Before the finals began, Deary slipped away to his truck. He needed a quiet place to settle his nerves and he turned to his well-worn Bible. He read Psalm 37:4, Take delight in the Lord, and He will give you the desires of your heart.
“If you go down to verse 7, it says, ‘Rest in the Lord and wait patiently for Him.’ That gave me so much peace and patience.”
Deary entered the arena at a screaming run and threw down a slide that set the entire crowd into jubilation. And the noise only kept building as they watched what many would describe as a near- perfect run.
“It was so loud and intense in that arena, and the crowd was so crazy, you could feel the energy. It is such a huge honor that there are that many people willing to cheer me on,” he recalls. Even the mare, who Deary calls “Lily,” quivered from the excitement despite being deaf. She could feel it in the ground.
Deary’s mark of 228 points went unchallenged and the rider was crowned the 2012 NRHA Futurity Level 4 Open Champion. The $157,750 win marked the biggest victory, by far, that the rider had ever experienced. But then, history repeated itself. That, of course, was the thrilling run-off win that came after tying Franco Bertolani in the 2015 Futurity aboard Shesouttayourleague. That huge victory came on the heels of another accomplishment; in November, he won both the World and Reserve World Championships Junior Reining at the AQHA World Championship Show aboard In Like Flinn, owned by Todd Neiberger, and Magnum Starlights owned by Antler Ridge Ranch, respectively.
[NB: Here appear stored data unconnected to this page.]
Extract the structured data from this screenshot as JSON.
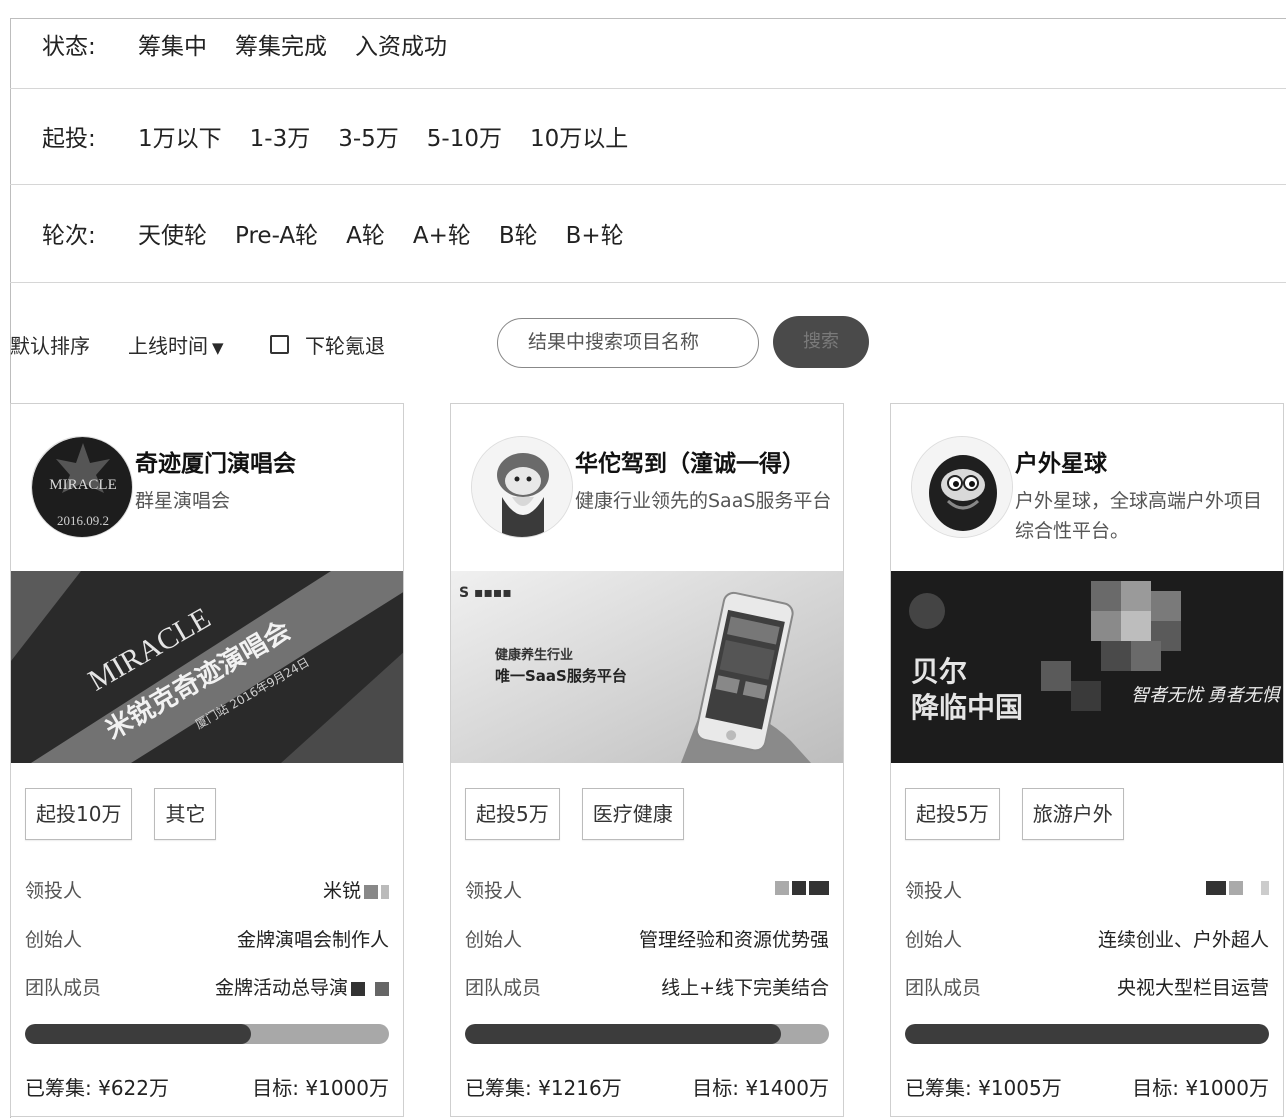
{
  "filters": {
    "status": {
      "label": "状态:",
      "options": [
        "筹集中",
        "筹集完成",
        "入资成功"
      ]
    },
    "min_invest": {
      "label": "起投:",
      "options": [
        "1万以下",
        "1-3万",
        "3-5万",
        "5-10万",
        "10万以上"
      ]
    },
    "round": {
      "label": "轮次:",
      "options": [
        "天使轮",
        "Pre-A轮",
        "A轮",
        "A+轮",
        "B轮",
        "B+轮"
      ]
    }
  },
  "toolbar": {
    "sort_default": "默认排序",
    "sort_time": "上线时间",
    "retreat_label": "下轮氪退",
    "search_placeholder": "结果中搜索项目名称",
    "search_button": "搜索"
  },
  "cards": [
    {
      "title": "奇迹厦门演唱会",
      "subtitle": "群星演唱会",
      "avatar_text": "MIRACLE",
      "avatar_date": "2016.09.2",
      "banner_text": "米锐克奇迹演唱会",
      "banner_sub": "厦门站 2016年9月24日",
      "banner_brand": "MIRACLE",
      "tags": [
        "起投10万",
        "其它"
      ],
      "lead_label": "领投人",
      "lead_value": "米锐",
      "founder_label": "创始人",
      "founder_value": "金牌演唱会制作人",
      "team_label": "团队成员",
      "team_value": "金牌活动总导演",
      "progress": 0.622,
      "raised": "已筹集: ¥622万",
      "target": "目标: ¥1000万"
    },
    {
      "title": "华佗驾到（潼诚一得）",
      "subtitle": "健康行业领先的SaaS服务平台",
      "banner_text": "健康养生行业",
      "banner_sub": "唯一SaaS服务平台",
      "tags": [
        "起投5万",
        "医疗健康"
      ],
      "lead_label": "领投人",
      "lead_value": "",
      "founder_label": "创始人",
      "founder_value": "管理经验和资源优势强",
      "team_label": "团队成员",
      "team_value": "线上+线下完美结合",
      "progress": 0.8686,
      "raised": "已筹集: ¥1216万",
      "target": "目标: ¥1400万"
    },
    {
      "title": "户外星球",
      "subtitle": "户外星球，全球高端户外项目综合性平台。",
      "banner_text": "贝尔",
      "banner_text2": "降临中国",
      "banner_sub": "智者无忧 勇者无惧",
      "tags": [
        "起投5万",
        "旅游户外"
      ],
      "lead_label": "领投人",
      "lead_value": "",
      "founder_label": "创始人",
      "founder_value": "连续创业、户外超人",
      "team_label": "团队成员",
      "team_value": "央视大型栏目运营",
      "progress": 1.0,
      "raised": "已筹集: ¥1005万",
      "target": "目标: ¥1000万"
    }
  ]
}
Throughout, Deary has remained humble and extremely thankful for his life, both the ups and the downs. Despite winning two NRHA Futurities and surpassing $1 million in earnings, he’s often said he doesn’t feel he belongs among the elite riders. But, he believes that it’s all to serve a higher purpose.
“I feel like God put me here to ride these horses and use these opportunities to spread His word,” said Deary, who has spoken before many groups about overcoming adversity and holding tightly to faith throughout.
“God gave Casey these talents,” said Nicole. “And we just ask for wisdom to put it all in the right direction.”